Process control systems such as those used in chemical, petroleum, and other processes, typically include one or more controllers communicatively coupled to at least one host or user workstation and to one or more field devices via analog, digital, or combined analog/digital bus(es). The field devices, which may include, for example, control valves, valve positioners, switches, and transmitters (e.g., temperature, pressure and flow rate sensors), perform functions within the process such as opening or closing valves and measuring process parameters. The process controller receives signals indicative of process measurements made by the field devices and/or other information pertaining to the field devices, and uses this information to implement a control routine to generate control signals, which are sent over the bus to the field devices to control the operation of the process. In the event that a field device fails, the operational state of the entire process control system can be jeopardized.

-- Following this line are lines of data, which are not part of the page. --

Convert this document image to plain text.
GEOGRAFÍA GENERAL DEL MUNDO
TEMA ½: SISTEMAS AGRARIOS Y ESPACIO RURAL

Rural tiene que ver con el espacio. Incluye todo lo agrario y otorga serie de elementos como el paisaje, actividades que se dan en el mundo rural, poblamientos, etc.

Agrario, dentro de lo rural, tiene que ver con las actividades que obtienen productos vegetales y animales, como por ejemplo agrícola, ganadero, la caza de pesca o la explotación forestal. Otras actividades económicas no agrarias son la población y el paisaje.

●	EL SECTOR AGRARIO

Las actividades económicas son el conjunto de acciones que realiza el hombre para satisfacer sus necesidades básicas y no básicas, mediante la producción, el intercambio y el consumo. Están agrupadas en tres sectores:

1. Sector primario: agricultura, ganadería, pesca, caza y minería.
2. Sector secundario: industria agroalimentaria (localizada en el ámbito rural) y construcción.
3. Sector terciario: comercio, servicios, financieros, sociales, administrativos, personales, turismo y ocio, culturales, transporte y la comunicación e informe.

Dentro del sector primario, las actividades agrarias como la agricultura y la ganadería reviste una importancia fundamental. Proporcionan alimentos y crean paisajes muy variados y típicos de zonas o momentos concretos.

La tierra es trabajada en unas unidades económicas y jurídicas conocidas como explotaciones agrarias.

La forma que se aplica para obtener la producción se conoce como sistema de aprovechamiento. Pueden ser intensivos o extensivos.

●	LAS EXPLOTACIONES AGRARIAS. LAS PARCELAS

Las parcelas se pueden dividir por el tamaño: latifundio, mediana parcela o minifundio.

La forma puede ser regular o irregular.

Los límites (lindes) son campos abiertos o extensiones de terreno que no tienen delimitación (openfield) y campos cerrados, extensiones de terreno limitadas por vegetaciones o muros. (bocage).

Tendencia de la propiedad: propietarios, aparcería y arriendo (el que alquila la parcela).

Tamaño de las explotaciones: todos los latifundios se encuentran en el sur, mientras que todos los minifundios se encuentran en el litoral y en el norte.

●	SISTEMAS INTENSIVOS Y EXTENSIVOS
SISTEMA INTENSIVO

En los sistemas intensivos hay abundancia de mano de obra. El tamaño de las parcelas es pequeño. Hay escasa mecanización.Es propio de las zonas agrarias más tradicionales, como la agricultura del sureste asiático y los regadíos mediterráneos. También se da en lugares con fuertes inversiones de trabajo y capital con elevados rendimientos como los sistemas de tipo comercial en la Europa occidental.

A safety instrumented system (SIS) may be utilized to safeguard the process control system to prevent a dangerous event, such as a release of toxic, flammable, or explosive chemicals. The SIS is a distinct, reliable system used to complement the process control system and take action to bring the process control system to a safe state when necessary. The SIS utilizes sensors, logic solvers, and actuators to implement a safety instrumented function (SIF) to reach or maintain a safe state. A safety integrity level (SIL) is a statistical representation of the integrity of the SIS and can be defined in terms of a risk reduction factor (RRF). In other words, the SIL is one way to indicate the tolerable failure rate of a particular safety function. The inverse of the RRF is the probability of failure on demand (PFD) and several discrete SIL levels are associated with a PFD wherein SIL level 1 represents the highest level of acceptable risk and SIL level 4 represents the lowest level of acceptable risk.
The SIS may typically be comprised of two types of devices, equipment, subsystems, or modules; namely, Type A and Type B. In general, Type A classified units are devices without a complex processor on board and all possible failures of each component, e.g., valves, relays, solenoids, switches, etc., can be defined. Type B classified units include at least one component having a failure mode that is not well defined, e.g., microprocessors, application specific integrated circuits (ASICs), “smart” transmitters. In terms of safety, failures can be divided into two categories: safe failures and dangerous failures. Safe failures are those failures at the level of the modules and subsystems inside the device that lead to a safe state and which may or may not be detected by internal diagnostics. A dangerous failure is a failure that does not lead to a safe state. However, a dangerous failure may be detected by internal diagnostics, which alert the user to the failure and allow timely repair such that the probability of failure on demand (PFD) is not impacted as it would be if the failure could occur without detection. A safe failure fraction (SFF) parameter indicates the fraction of the overall failure rate of a device that results in a safe failure as compared to all failures. The SFF can be defined as 1−(dangerous undetected failures)/(total failures), wherein total failures includes detected safe failures, undetected safe failures, detected dangerous failures, and undetected dangerous failures. Undetected dangerous failures adversely affect the PFD and/or SFF associated with the device.